"Podano
Mu księgę proroka Izajasza. Rozwinąwszy księgę, natrafił na miejsce, gdzie było
napisane: Duch Pański spoczywa na Mnie, ponieważ Mnie namaścił i posłał Mnie, abym
ubogim niósł dobrą nowinę, więźniom głosił
wolność, a niewidomym przejrzenie; abym
uciśnionych odsyłał wolnymi, abym obwoływał rok łaski od
Pana.
Komentarz który wstawiam dziś do
blogu Indagações-Zapytania, jest bardzo aktualny. Jego
tłem jest biblijny tekst Lk 1,1-4; 4,4-21 (Jezus w
Nazarecie). Autor: hiszpański katolicki kapłan i teolog José Antonio Pagola.
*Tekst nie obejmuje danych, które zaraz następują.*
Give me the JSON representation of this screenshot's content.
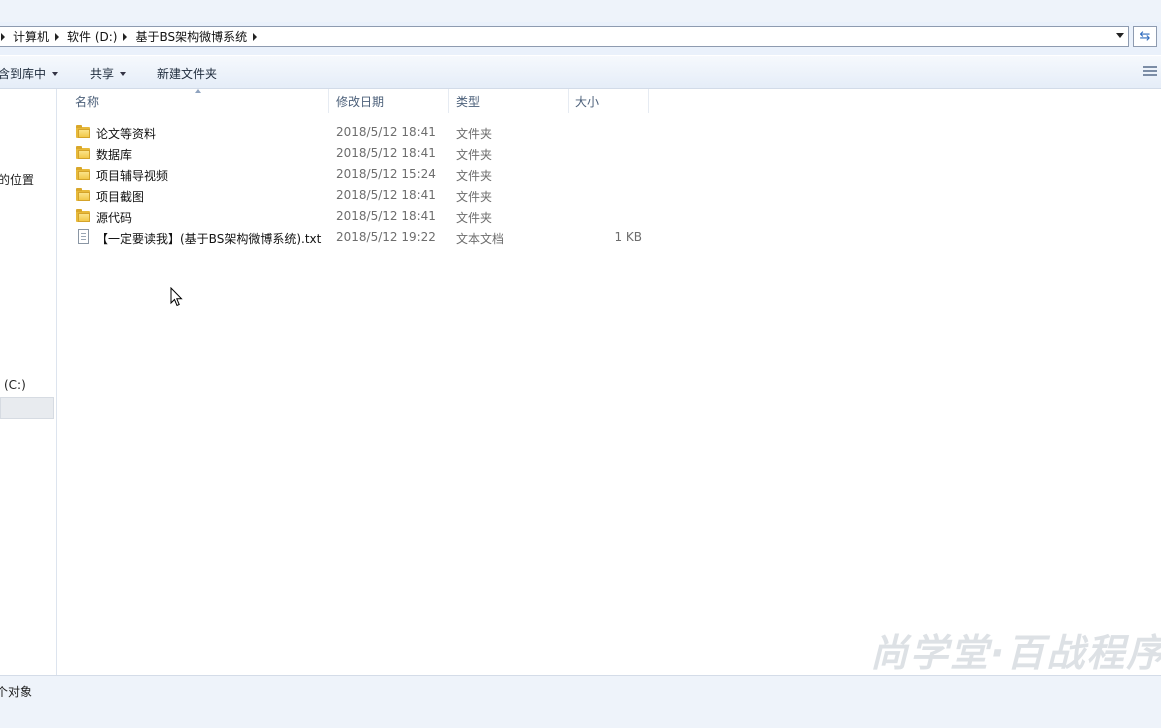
{
  "address_bar": {
    "crumbs": [
      "计算机",
      "软件 (D:)",
      "基于BS架构微博系统"
    ]
  },
  "toolbar": {
    "include_label": "含到库中",
    "share_label": "共享",
    "new_folder_label": "新建文件夹"
  },
  "nav": {
    "locations_label": "的位置",
    "drive_c_label": "(C:)"
  },
  "columns": {
    "name": "名称",
    "date": "修改日期",
    "type": "类型",
    "size": "大小"
  },
  "files": [
    {
      "name": "论文等资料",
      "date": "2018/5/12 18:41",
      "type": "文件夹",
      "size": "",
      "icon": "folder-icon"
    },
    {
      "name": "数据库",
      "date": "2018/5/12 18:41",
      "type": "文件夹",
      "size": "",
      "icon": "folder-icon"
    },
    {
      "name": "项目辅导视频",
      "date": "2018/5/12 15:24",
      "type": "文件夹",
      "size": "",
      "icon": "folder-icon"
    },
    {
      "name": "项目截图",
      "date": "2018/5/12 18:41",
      "type": "文件夹",
      "size": "",
      "icon": "folder-icon"
    },
    {
      "name": "源代码",
      "date": "2018/5/12 18:41",
      "type": "文件夹",
      "size": "",
      "icon": "folder-icon"
    },
    {
      "name": "【一定要读我】(基于BS架构微博系统).txt",
      "date": "2018/5/12 19:22",
      "type": "文本文档",
      "size": "1 KB",
      "icon": "text-document-icon"
    }
  ],
  "status": {
    "item_count_text": "个对象"
  },
  "watermark": {
    "text": "尚学堂·百战程序"
  }
}
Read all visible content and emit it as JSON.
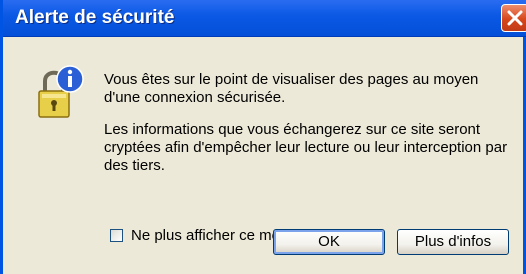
{
  "dialog": {
    "title": "Alerte de sécurité",
    "message_1": "Vous êtes sur le point de visualiser des pages au moyen d'une connexion sécurisée.",
    "message_2": "Les informations que vous échangerez sur ce site seront cryptées afin d'empêcher leur lecture ou leur interception par des tiers.",
    "checkbox_label": "Ne plus afficher ce message",
    "checkbox_checked": false,
    "ok_label": "OK",
    "info_label": "Plus d'infos",
    "icon": "lock-info-icon",
    "close_icon": "close-icon",
    "colors": {
      "titlebar": "#0a58e4",
      "close_button": "#d6471b",
      "background": "#ece9d8"
    }
  }
}
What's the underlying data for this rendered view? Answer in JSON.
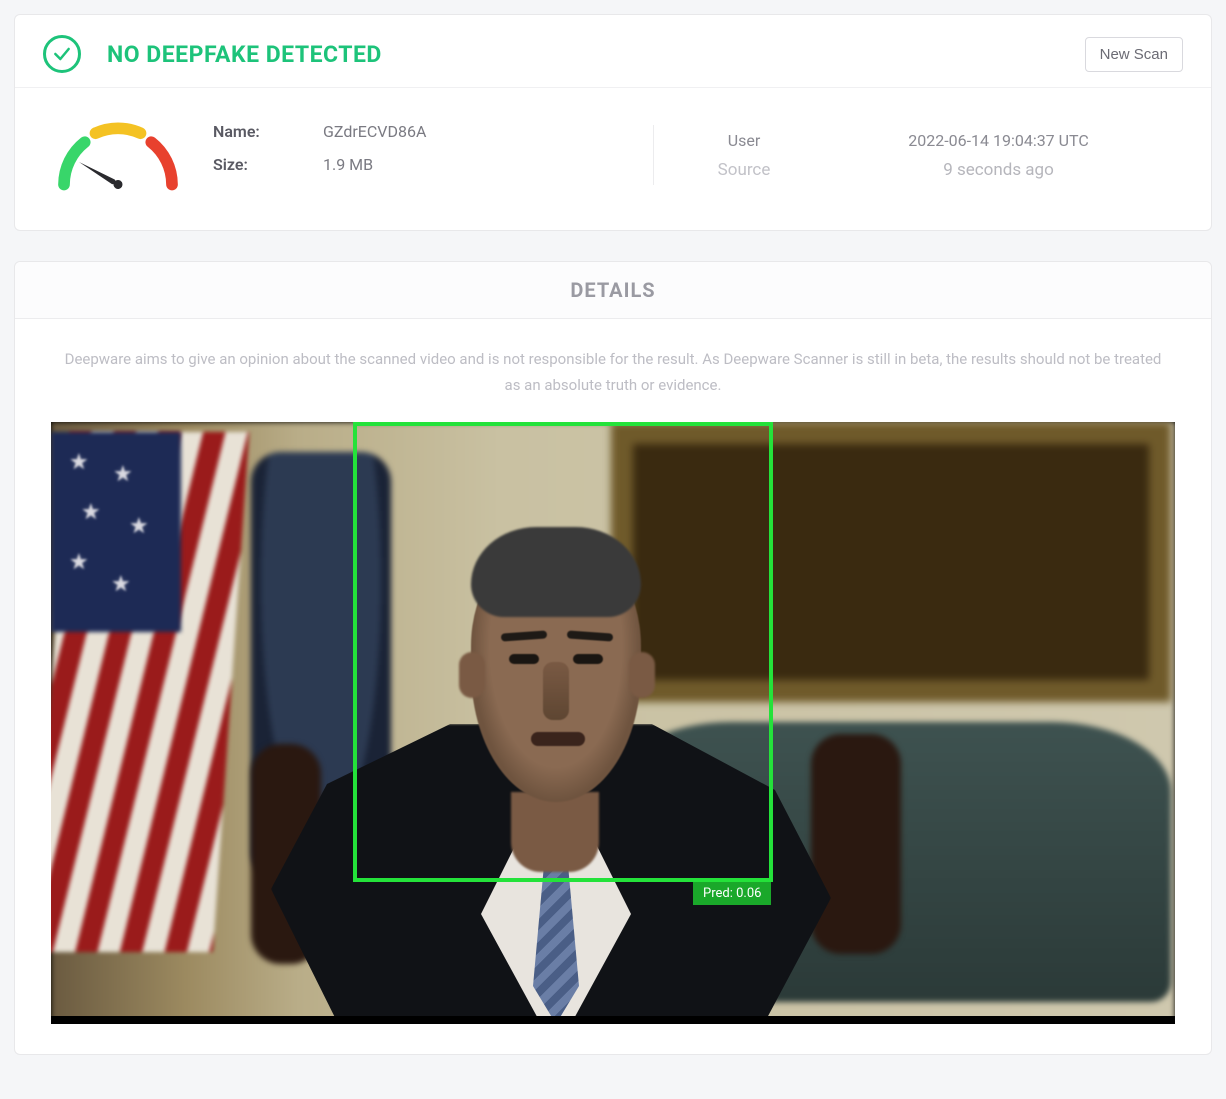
{
  "result": {
    "status_title": "NO DEEPFAKE DETECTED",
    "new_scan_label": "New Scan",
    "name_label": "Name:",
    "name_value": "GZdrECVD86A",
    "size_label": "Size:",
    "size_value": "1.9 MB",
    "origin_label": "User",
    "origin_value": "Source",
    "timestamp": "2022-06-14 19:04:37 UTC",
    "relative_time": "9 seconds ago"
  },
  "details": {
    "header": "DETAILS",
    "disclaimer": "Deepware aims to give an opinion about the scanned video and is not responsible for the result. As Deepware Scanner is still in beta, the results should not be treated as an absolute truth or evidence."
  },
  "detection": {
    "pred_label": "Pred: 0.06",
    "pred_value": 0.06
  },
  "colors": {
    "success": "#1dc37a",
    "box": "#24e23a"
  }
}
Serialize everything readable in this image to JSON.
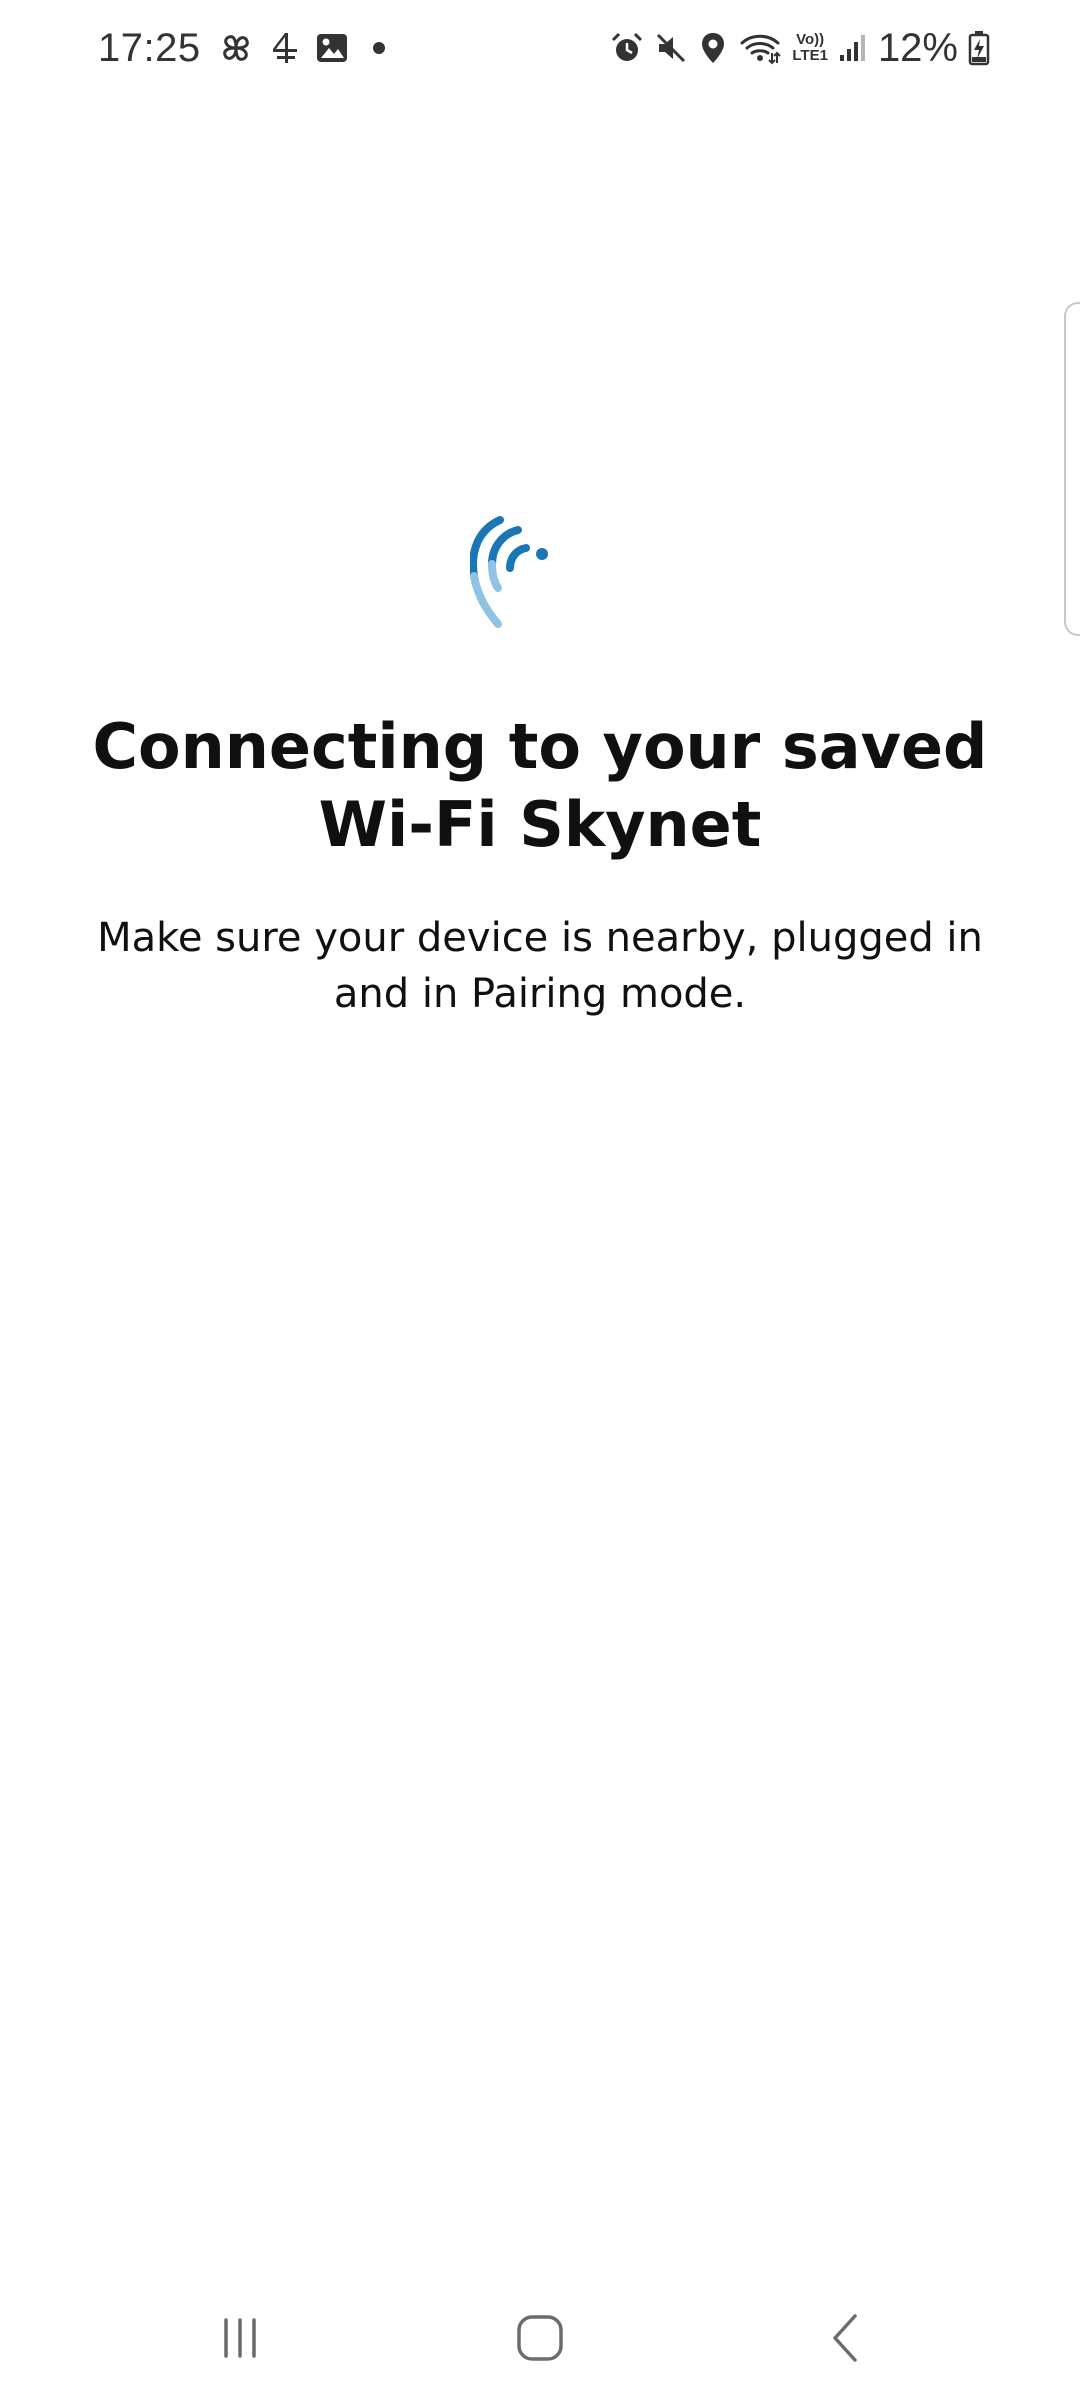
{
  "status_bar": {
    "time": "17:25",
    "lte_line1": "Vo))",
    "lte_line2": "LTE1",
    "battery_percent": "12%",
    "left_icons": [
      "pinwheel-icon",
      "channel4-icon",
      "gallery-icon",
      "notification-dot-icon"
    ],
    "right_icons": [
      "alarm-icon",
      "mute-icon",
      "location-icon",
      "wifi-icon",
      "volte-lte-icon",
      "signal-icon",
      "battery-charging-icon"
    ]
  },
  "main": {
    "graphic_icon": "connecting-signal-icon",
    "title": "Connecting to your saved Wi-Fi Skynet",
    "subtitle": "Make sure your device is nearby, plugged in and in Pairing mode."
  },
  "nav_bar": {
    "recents_icon": "recents-icon",
    "home_icon": "home-icon",
    "back_icon": "back-icon"
  },
  "colors": {
    "accent_dark": "#1a76b4",
    "accent_light": "#8fc3e3",
    "text_primary": "#0f1111",
    "status_text": "#333333",
    "nav_icon": "#6b6b6b"
  }
}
Tekst został opublikowany na
internetowej stronie Instytutu Unisinos Humanitas (IHU).
Warto przeczytać i zastanowić się nad
jego treścią.
WCejnog
Tłumaczenie z języka portugalskiego
Refleksja
Przed rozpoczęciem opowiadania o
działalności Jezusa, ewangelista Łukasz chce postawić bardzo jasno dla swoich
czytelników i ukazać to, co jest prawdziwie palącą pasją Proroka z Galilei, i
co jest celem wszystkich Jego działań. Chrześcijanie powinni znać w
jakim kierunku Duch Boży prowadzi Jezusa, gdyż podążanie za Nim oznacza
właśnie iść tym samym śladem.
Łukasz opisuje szczegółowo co Jezus
robi w synagodze znajdującej się w Jego rodzinnej miejscowosci Nazarecie:
wstaje, otrzymuje świętą księgę, On sam wyszukuje fragment z Księgi Izajasza,
czyta tekst, zamyka księgę, oddaje ją i siada. Wszyscy mają uważnie
usłyszeć słowa wybrane przez Jezusa, bo ukazują one zadanie, dla
wypełnienia którego czuje się On wysłany przez Boga.
Zaskakuje fakt, że tekst nie mówi o
zakładaniu jakiejś doskonalszej religii czy o konieczności
wprowadzenia jakiegoś bardziej odpowiedniego kultu, ale mówi o głoszeniu wyzwolenia,
nadzieji, światła i łask dla tych najbardziej ubogich i nędznych. To jest
właśnie to, co Jezus czyta: "Duch Pański spoczywa na Mnie, ponieważ Mnie namaścił i posłał Mnie, abym
ubogim niósł dobrą nowinę, więźniom głosił wolność, a niewidomym
przejrzenie; abym uciśnionych odsyłał wolnymi, abym obwoływał rok
łaski od Pana. Zwinąwszy księgę oddał
słudze i usiadł; a oczy wszystkich w synagodze były w Nim utkwione. Począł więc mówić do nich: «Dziś
spełniły się te słowa Pisma, któreście słyszeli”.
Duch Boży działa w Jezusie posyłając Go
do ubogich, orientując całe Jego życie ku najbardziej potrzebującym, uciśnionym
i upokorzonym. To właśnie w tym kierunku powinni pracować Jego zwolennicy. Taką
właśnie orientację Bóg wcielony w Jezusie chce wycisnąć na historii ludzkiej.
Ci najubożsi, ci ostatni, jako pierwsi powinni poznać lepsze życie, wolne i
błogosławione, jakie Bóg chce już od teraz dla wszystkich swoich synów i córek.
Nie możemy zapominać. "Opcja na
rzecz ubogich" nie jest wymysłem żadnych teologów XX wieku ani modą
powstałą po Soborze Watykańskim II. Ona jest nakazem Ducha Świętego, który
ożywia całe życie Jezusa, i tym, co Jego zwolennicy powinni
wprowadzać w historii ludzkości. Paweł VI mówił: jest obowiązkiem Kościoła
"przyczyniać się do narodzenia wolności ... i żeby była ona pełną."
Nie można żyć i głosić Jezusa Chrystusa
jeżeli nie jest to powiązane z obroną tych ostatnich i z
solidaryzowaniem się z wykluczonymi. Jeśli to co robimy i głosimy w
imie Kościoła Jezusa nie jest odbierane jako coś dobrego i niosącego
wolność tym, którzy najbardziej cierpią, to musimy wtedy
zapytać: jaką ewangelię głosimy? Za jakim Jezusem podążamy? Czemu
albo komu dedykujemy nasze zycie?
Mówiąc jaśniej: jakie piętno wyciskamy jako
chrześcijanie? Idziemy w tym samym kierunku co Jezus?